Me poso delante del estrado, firme y quieto. Se es de notar mis grandes ojeras de buscar por las noches a ese gato. La reina me mira fijamente, con su aire de superioridad, al verme con el tamaño que me dio la Oruga, sin decir ni una palabra espera el veredicto, cual Sombrero voy a coger.
Se la respuesta, la tengo en mi mente, ese Sombrero oscuro... Si su costura me hace daño he de comprobarlo, posarme el Sombrero hasta que sangre mi cabeza, si es necesario, pero no debo huir ahora, después de tanto tiempo tras el, no debo rendirme, no debo seguir guardándome la duda. Estoy decidido, doy un paso al frente, derramo unas lágrimas, levanto mis pequeños ojos enrojecidos hacia la reina, mientras una lágrima me acaricia lentamente mi mejilla. Ella me observa sobre su trono, en el jardín de su castillo. Las torres acarician el cielo y deshilachan las nubes, las cabezas de sus vasayos se pueden ver en la cornisa del tejado, una tras una. Abunda el silencio, solo se escucha el hondear de las banderas y mis suspiros quejimbrosos, no consigo soportar la mirada de la reina y fijo la mirada en el suelo, el cual es golpeado injustamente por mis lágrimas. Observo el duelo que es tragado por una sombra, y aumenta el viento que hace que las cabezas rueden hasta desplomarse contra el suelo, el cielo comienza a ocultarse tras nubes carmesí,la reina comienza a correr hasta su castillo, mientras que los muebles del jardín comiencen a desplomarse, el viento me arroja al suelo y hace que unas rosas blancas pintadas de rojo me golpean manchandome de su pintura, los cristales del castillo se rompen y se elevan hacia las nubes donde aparece una gran sombra, que no tardo en reconocerla...
Jabbewocky...
Se posa sobre el tejado y comienza a expulsar su flama, mientras golpea el aire con sus alas, creando una ventisca que me arrastran hacia el laberinto del castillo.

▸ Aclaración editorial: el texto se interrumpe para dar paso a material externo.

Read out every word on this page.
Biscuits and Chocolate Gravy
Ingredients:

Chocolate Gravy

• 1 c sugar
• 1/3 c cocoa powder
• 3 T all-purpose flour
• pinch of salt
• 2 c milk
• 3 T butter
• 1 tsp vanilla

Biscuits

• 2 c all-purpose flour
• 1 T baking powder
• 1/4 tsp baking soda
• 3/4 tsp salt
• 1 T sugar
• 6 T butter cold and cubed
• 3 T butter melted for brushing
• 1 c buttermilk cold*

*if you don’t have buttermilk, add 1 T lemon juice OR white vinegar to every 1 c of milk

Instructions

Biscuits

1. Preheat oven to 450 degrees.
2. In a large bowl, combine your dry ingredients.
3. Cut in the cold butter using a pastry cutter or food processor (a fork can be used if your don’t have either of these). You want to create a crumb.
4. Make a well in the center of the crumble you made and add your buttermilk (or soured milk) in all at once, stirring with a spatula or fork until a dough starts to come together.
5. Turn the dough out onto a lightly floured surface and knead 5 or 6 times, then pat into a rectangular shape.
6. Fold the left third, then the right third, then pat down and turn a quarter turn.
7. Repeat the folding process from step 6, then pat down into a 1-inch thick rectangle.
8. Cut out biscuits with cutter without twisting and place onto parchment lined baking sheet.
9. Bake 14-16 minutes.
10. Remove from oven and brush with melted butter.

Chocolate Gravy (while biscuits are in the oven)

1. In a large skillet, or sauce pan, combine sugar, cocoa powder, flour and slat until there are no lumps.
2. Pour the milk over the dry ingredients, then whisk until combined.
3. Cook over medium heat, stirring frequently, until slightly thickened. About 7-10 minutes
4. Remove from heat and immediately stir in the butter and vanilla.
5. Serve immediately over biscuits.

Me levanto y observo el cielo, esta azul como de costumbre, sin una nube, pero ahora estoy perdido aquí. Me siento he intento relajarme observando el cielo, pero veo unas nubes a lo lejos, unas nubes rojas que se acercan velozmente hasta mi posición. Me levanto y vuelvo a correr, y comienzo a pensar en mi Espada vorpal, pero con este tamaño seria completamente inútil tenerla. Al huir tropiezo y comienzo a rodar por el suelo hasta quedarme tumbado en un claro, obervando el gran tamaño de Jabbewocky, que me desafiaba con la mirada, y se acercaba lentamente a por mi, mientras yo intentaba huir, con las piernas heridas, arrastrándome por el suelo, derramando lágrimas mientras pienso en el Sombrero oscuro.
Y aquí estoy, observando a Jabbewocky, intentando huir de él y pensando en el Sombrero oscuro, después de este juicio, que me ha echo perder mi juicio.